Universal Translator

Friday, September 9, 2011

I'm Dumb, Like Everybody Else

Looking over the specific proposals contained in President Obama's Jobs Plan last night, I noticed he proposes spending $25 billion to renovate and repair the nation's schools. "That's a really good idea," I thought immediately. And then I stopped myself to wonder why I thought that, and why that was my immediate reaction.

After all, I don't really know if it is a good idea or not; I don't know how many people will be put back to work if this is done, or how much of a stimulative effect it will have on the economy, or whether that $25 billion could be put to better use elsewhere. Nevertheless, after reading about the proposal I immediately formed a very positive and strong belief that this was a good idea.

And then I recalled that only a few weeks ago I had been talking with a friend of mine and he had told me about a guest he had seen on The Rachel Maddow Show who had proposed doing the same thing. The guest had argued in favor of this proposition because (i) our schools need it, (ii) it can be done immediately, (iii) unlike a lot of other construction projects, this type of work is fairly labor intensive and thus employs a lot of people, and (iv) at a bare minimum it at least gets funds pumping through the economy again.

Now, all of that may be true and it certainly sounds right, but the fact remains that I really don't know enough about the situation to definitely say I know what I'm talking about.
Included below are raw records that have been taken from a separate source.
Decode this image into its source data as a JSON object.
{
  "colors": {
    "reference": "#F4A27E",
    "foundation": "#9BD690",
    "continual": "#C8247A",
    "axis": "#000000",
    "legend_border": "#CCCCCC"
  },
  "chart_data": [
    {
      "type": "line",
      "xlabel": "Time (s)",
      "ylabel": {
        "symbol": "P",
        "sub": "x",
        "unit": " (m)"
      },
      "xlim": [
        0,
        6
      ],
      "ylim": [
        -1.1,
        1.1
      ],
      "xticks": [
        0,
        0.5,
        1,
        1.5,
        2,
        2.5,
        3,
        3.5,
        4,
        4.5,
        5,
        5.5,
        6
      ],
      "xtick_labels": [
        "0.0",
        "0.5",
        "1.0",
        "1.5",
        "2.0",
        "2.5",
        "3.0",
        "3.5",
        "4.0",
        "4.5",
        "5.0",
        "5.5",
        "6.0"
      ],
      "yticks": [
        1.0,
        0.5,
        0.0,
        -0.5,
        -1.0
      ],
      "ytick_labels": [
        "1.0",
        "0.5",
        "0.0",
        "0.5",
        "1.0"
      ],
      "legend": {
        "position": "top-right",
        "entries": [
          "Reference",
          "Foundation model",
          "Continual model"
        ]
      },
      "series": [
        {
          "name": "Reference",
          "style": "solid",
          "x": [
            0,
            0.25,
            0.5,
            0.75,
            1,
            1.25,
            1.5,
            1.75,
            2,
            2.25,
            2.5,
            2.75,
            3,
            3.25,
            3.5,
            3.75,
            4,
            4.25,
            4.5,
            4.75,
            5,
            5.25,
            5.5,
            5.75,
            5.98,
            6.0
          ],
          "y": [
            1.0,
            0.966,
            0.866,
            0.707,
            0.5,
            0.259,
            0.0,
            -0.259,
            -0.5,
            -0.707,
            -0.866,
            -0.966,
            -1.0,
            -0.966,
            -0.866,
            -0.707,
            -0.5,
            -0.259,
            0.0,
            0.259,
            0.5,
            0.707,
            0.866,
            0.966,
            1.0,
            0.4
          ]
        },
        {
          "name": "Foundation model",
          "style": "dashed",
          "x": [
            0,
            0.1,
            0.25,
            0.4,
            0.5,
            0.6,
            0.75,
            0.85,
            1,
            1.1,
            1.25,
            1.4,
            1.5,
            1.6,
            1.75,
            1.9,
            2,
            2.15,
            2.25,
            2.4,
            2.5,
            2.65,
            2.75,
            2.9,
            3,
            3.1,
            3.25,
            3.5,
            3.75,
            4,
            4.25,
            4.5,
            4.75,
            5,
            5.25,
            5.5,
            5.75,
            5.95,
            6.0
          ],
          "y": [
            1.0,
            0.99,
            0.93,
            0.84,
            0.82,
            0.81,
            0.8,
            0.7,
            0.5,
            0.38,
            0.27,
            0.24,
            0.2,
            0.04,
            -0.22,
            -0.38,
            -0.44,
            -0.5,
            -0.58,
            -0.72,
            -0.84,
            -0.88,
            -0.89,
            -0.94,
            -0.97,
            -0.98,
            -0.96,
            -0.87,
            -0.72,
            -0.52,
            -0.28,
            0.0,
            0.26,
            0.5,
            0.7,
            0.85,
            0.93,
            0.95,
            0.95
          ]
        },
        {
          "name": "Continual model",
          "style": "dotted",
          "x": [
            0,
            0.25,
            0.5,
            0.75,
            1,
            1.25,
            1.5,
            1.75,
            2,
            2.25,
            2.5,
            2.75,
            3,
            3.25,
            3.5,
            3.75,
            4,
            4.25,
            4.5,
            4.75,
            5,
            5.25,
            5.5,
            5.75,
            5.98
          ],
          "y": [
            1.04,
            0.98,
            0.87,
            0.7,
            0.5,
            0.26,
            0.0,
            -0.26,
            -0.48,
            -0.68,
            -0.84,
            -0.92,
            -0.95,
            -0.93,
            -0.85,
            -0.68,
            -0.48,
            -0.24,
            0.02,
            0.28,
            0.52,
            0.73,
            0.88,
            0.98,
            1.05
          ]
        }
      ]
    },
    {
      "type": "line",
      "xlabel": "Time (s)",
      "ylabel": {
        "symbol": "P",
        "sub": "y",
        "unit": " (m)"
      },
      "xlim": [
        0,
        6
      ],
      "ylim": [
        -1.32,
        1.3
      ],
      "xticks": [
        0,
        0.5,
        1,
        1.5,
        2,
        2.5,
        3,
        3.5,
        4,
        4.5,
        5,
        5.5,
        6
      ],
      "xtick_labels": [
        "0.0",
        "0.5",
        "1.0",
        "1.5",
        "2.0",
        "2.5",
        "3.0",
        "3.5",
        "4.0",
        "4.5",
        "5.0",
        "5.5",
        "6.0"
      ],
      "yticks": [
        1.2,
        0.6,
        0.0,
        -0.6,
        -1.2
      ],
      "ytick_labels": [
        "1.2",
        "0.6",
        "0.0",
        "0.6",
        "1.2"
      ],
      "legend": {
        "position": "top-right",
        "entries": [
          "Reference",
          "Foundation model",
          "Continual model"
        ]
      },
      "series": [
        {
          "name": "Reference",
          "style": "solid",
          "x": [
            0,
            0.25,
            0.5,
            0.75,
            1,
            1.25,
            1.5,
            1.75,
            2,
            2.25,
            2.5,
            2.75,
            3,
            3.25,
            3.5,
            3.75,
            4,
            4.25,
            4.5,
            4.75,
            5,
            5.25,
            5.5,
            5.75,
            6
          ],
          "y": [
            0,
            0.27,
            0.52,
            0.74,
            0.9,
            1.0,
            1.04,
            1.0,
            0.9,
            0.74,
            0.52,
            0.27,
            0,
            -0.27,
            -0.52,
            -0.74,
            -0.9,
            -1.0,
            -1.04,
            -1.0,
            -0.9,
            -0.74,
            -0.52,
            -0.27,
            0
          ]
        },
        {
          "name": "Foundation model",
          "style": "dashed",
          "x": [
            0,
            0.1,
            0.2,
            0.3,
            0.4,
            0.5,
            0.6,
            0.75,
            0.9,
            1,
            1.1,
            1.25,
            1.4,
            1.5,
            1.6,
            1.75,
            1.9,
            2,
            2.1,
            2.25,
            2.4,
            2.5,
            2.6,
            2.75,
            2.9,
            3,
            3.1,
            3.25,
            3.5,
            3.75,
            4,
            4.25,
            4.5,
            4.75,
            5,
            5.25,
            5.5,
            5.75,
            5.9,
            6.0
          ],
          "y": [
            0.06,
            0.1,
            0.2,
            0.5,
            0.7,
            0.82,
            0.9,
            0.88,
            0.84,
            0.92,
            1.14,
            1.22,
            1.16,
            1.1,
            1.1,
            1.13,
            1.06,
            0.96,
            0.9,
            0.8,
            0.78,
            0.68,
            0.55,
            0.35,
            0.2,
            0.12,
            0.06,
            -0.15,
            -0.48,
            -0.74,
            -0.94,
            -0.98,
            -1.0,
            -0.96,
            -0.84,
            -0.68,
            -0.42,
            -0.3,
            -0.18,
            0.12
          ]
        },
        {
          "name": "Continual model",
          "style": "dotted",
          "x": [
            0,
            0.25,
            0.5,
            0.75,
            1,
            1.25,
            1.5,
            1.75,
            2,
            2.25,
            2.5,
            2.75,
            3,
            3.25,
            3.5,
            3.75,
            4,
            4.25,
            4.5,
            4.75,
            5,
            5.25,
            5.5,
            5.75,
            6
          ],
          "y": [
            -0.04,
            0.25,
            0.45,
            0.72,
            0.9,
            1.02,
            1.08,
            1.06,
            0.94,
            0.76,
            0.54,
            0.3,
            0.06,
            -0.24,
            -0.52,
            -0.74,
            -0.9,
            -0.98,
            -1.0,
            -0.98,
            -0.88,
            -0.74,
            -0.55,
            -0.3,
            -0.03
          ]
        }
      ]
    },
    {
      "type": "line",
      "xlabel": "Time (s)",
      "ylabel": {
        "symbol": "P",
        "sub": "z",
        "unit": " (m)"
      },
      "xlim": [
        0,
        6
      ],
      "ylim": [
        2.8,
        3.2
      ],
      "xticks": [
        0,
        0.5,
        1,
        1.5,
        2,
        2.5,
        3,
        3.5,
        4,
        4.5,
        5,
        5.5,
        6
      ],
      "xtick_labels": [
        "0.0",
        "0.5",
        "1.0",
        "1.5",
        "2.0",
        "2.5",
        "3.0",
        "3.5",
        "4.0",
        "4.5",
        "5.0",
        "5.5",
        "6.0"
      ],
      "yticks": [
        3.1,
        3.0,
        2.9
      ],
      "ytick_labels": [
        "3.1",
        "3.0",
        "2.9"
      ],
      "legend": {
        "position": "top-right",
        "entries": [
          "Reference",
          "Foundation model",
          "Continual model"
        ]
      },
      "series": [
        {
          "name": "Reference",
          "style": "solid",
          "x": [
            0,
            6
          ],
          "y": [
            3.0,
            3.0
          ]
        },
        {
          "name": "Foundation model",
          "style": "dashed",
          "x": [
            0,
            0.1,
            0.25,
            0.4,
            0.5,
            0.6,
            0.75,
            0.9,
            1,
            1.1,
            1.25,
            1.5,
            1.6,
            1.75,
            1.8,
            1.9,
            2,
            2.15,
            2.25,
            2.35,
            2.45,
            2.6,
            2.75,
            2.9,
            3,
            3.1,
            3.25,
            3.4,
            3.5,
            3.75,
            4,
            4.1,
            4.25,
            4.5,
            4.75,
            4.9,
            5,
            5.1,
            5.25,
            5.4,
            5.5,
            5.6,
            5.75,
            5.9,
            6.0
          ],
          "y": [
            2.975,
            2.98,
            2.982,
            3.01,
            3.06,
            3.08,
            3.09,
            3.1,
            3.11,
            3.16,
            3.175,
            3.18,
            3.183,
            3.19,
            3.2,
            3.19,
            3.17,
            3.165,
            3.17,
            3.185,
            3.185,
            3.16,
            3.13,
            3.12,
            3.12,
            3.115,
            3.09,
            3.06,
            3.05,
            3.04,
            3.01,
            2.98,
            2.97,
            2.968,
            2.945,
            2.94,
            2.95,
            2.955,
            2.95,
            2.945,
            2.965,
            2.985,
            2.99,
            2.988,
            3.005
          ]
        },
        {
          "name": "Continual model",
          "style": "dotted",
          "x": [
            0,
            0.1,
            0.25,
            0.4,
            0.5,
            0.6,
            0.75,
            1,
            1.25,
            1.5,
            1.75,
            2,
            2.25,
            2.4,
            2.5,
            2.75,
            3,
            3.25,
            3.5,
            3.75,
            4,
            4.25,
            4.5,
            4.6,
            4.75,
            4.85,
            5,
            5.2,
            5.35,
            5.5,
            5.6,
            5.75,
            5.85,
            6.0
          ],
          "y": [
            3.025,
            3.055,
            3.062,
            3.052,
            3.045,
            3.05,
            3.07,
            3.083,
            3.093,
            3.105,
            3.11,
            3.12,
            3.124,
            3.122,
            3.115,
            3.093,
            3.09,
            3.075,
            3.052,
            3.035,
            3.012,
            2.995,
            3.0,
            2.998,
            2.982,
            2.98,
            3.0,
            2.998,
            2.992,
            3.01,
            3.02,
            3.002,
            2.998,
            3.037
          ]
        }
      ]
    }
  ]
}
But even though I recognize that fact, that recognition still doesn't dampen my enthusiasm for the project.


When it comes to persuading people, I don't think the necessity for laying groundwork can be overestimated. I am fond of saying that no lawyer ever wins a case by persuading the judge that he is right; the lawyer wins the case by persuading the judge that the judge is right, and that the lawyer just happens to agree with him.

I was ready to sign onto this school renovation proposal immediately simply because I had heard this idea before. When Obama suggested it, I recognized the proposal as familiar and then my brain, in turn, translated "familiar idea" into "good idea." That doesn't really make a lot of sense from a strictly logical perspective, but the fact remains that this is a good example of how people actually tend to evaluate plans make decisions in the real world.

And I think it would be good for the Left to recognize this fact. Perhaps the Conservatives' most important and furthest-reaching accomplishment has not been passing any particular piece of legislation, or winning any particular election, or embarking on any particular (and, as a rule, disastrous) foreign policy, but instead is the creation of numerous "think tanks" and conservative scholarships whose sole function is to promote Conservative ideas. While the Left occupied itself fighting battles in Congress and in State Houses, Conservatives were changing the very terms of the fight itself by developing Conservative memes and ideas which they then relentlessly marketed to the general public. The sheer repetition of these ideas has made them almost ubiquitous in our society, and Conservatives rely on that ubiquity to substitute for actual validity.

And so now we have Conservative politicians who will tell you that tax cuts always pay for themselves, or that tax cuts always increase revenue, or some variation on that theme . . . and while this claim is demonstrably false, nobody ever corrects them or call them on it. Why? Because we've heard this repeated so often it feels right. The same thing holds true for Conservative claims that we can drill our way to energy independence, or that the science is still unsettled on climate change, or that the federal deficit and government overspending depresses the economy and leads to unemployment, and on and on and on.

None of these assertions are true, but if you repeat a lie often enough it will feel true to a lot of people -- it develops what Stephen Colbert famously termed "Truthiness" -- and having enough people feel something is true is really all you need to win a political argument. Regardless of the validity of an idea, people will flock to it if it is familiar.

But it can work the other way too. Liberal thought, Keynesian economic principles -- these are all valid ideas, but they no longer seem familiar to the general public; they have been drowned out by the screaming megaphone that is Fox News and the Republican Wurlitzer. But how great would it be to fund a couple of Left-leaning think tanks whose only job would be to churn out marketable, easily digestible versions of liberal ideas that speak to the average low information voter, and then push the marketable versions of those ideas until they, too, were ubiquitous.

(Well . . . I can dream.)

Repeat a good idea often enough, it becomes familiar. Repeat a good idea so often that it becomes familiar, and it becomes believed. Repeat a good idea so often that it becomes believed, it gets enacted.